Der hohe Tarifabschluss der Deutschen Bahn mit der EVG wird nicht dazu führen, dass Lokführer ihren Arbeitgeber wechseln. Hauptgrund für die Fluktuation und den hohen Krankenstand sind die Belastung und die vielen Verspätungen.
Folgen der Tarifschlichtung in NRWMehr Geld für die Lokführer, aber die Belastung bleibt
Es wird ein teurer Kompromiss für die Deutsche Bahn, sollte die Eisenbahngewerkschaft (EVG) dem Ergebnis der Schlichtung in einer der längsten Tarifstreits der letzten Jahre zustimmen, wovon derzeit beide Seiten ausgehen. Aber dem Staatskonzern blieb keine andere Wahl. Die massiven Probleme mit der maroden Infrastruktur, der Zuverlässigkeit und Pünktlichkeit ließe eine härtere Gangart nicht zu. Doch was bedeutet das Ergebnis für die Kunden, die Fahrpreise und den Lokführermangel, der vor allem im Regionalverkehr in NRW immer wieder zu Zugausfällen führt? Wir beantworten die wichtigsten Fragen.
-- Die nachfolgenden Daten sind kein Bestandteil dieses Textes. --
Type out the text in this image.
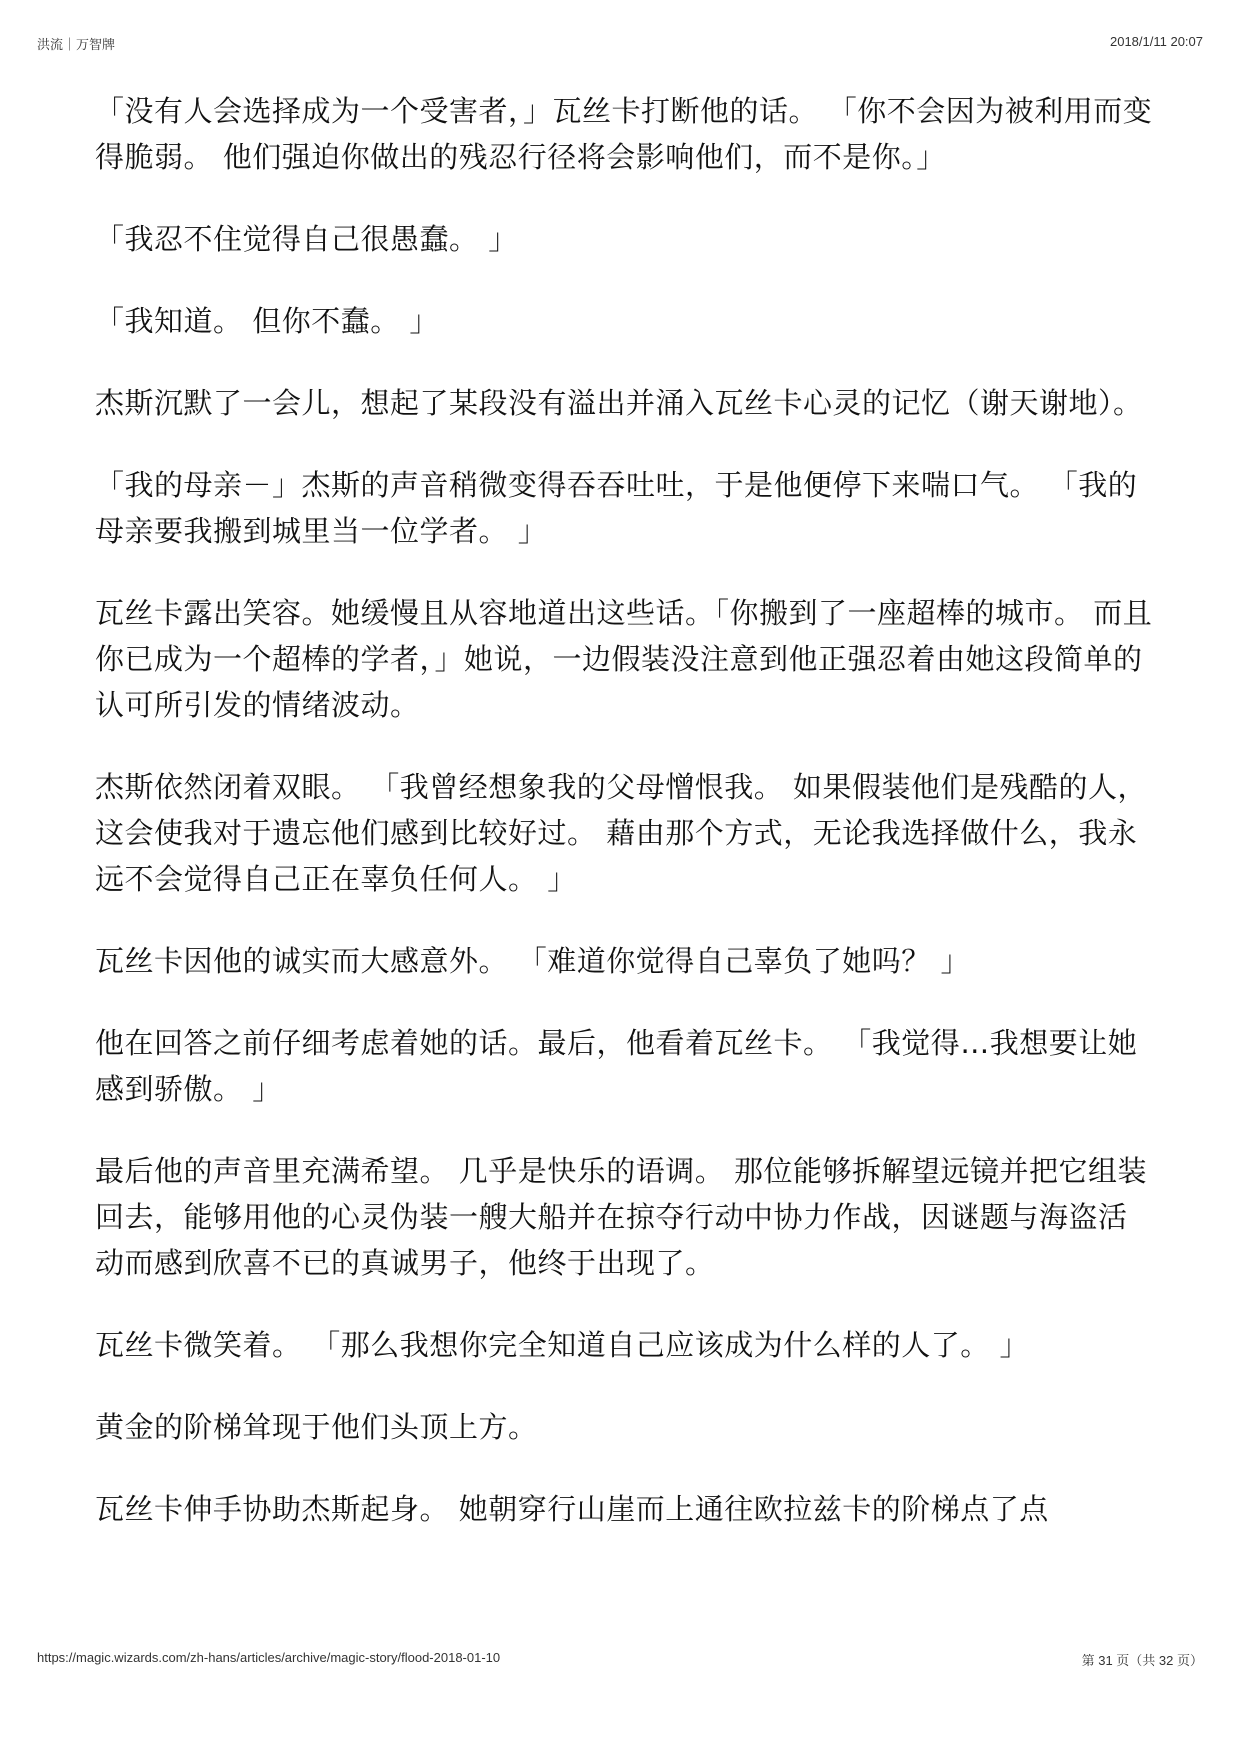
洪流｜万智牌	2018/1/11 20:07

「没有人会选择成为一个受害者，」瓦丝卡打断他的话。 「你不会因为被利用而变得脆弱。 他们强迫你做出的残忍行径将会影响他们，而不是你。」

「我忍不住觉得自己很愚蠢。 」

「我知道。 但你不蠢。 」

杰斯沉默了一会儿，想起了某段没有溢出并涌入瓦丝卡心灵的记忆（谢天谢地）。

「我的母亲－」杰斯的声音稍微变得吞吞吐吐，于是他便停下来喘口气。 「我的母亲要我搬到城里当一位学者。 」

瓦丝卡露出笑容。她缓慢且从容地道出这些话。「你搬到了一座超棒的城市。 而且你已成为一个超棒的学者，」她说，一边假装没注意到他正强忍着由她这段简单的认可所引发的情绪波动。

杰斯依然闭着双眼。 「我曾经想象我的父母憎恨我。 如果假装他们是残酷的人，这会使我对于遗忘他们感到比较好过。 藉由那个方式，无论我选择做什么，我永远不会觉得自己正在辜负任何人。 」

瓦丝卡因他的诚实而大感意外。 「难道你觉得自己辜负了她吗？ 」

他在回答之前仔细考虑着她的话。最后，他看着瓦丝卡。 「我觉得…我想要让她感到骄傲。 」

最后他的声音里充满希望。 几乎是快乐的语调。 那位能够拆解望远镜并把它组装回去，能够用他的心灵伪装一艘大船并在掠夺行动中协力作战，因谜题与海盗活动而感到欣喜不已的真诚男子，他终于出现了。

瓦丝卡微笑着。 「那么我想你完全知道自己应该成为什么样的人了。 」

黄金的阶梯耸现于他们头顶上方。

瓦丝卡伸手协助杰斯起身。 她朝穿行山崖而上通往欧拉兹卡的阶梯点了点

https://magic.wizards.com/zh-hans/articles/archive/magic-story/flood-2018-01-10	第 31 页（共 32 页）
Welche Folgen hat das Schlichtungsergebnis für NRW?
Im Regionalverkehr in NRW müssen jedes Jahr rund 400 neue Lokführerinnen und Lokführer ausgebildet werden, um das altersbedingte Ausscheiden aus dem Fahrdienst auszugleichen. „Wir haben keine Probleme, genügend Interessenten zu finden und können alle Ausbildungsplätze besetzen“, sagt eine Sprecherin. Bei Fokus Bahn NRW haben sich elf Nahverkehrsbahnen und drei Verkehrsverbünde zusammengeschlossen. Die Bezahlung spiele bei den Interessenten nicht die größte Rolle, zumal die Unterschiede in der Bahnbranche recht gering seien. Ein Quereinsteiger mit einer abgeschlossenen Berufsausbildung verdient nach der einjährigen Ausbildung rund 3000 Euro bei mindestens 13 Monatslöhnen ohne Zulagen für Schicht-, Nacht- und Wochenenddienste.
Gibt es in NRW also keinen Lokführermangel mehr?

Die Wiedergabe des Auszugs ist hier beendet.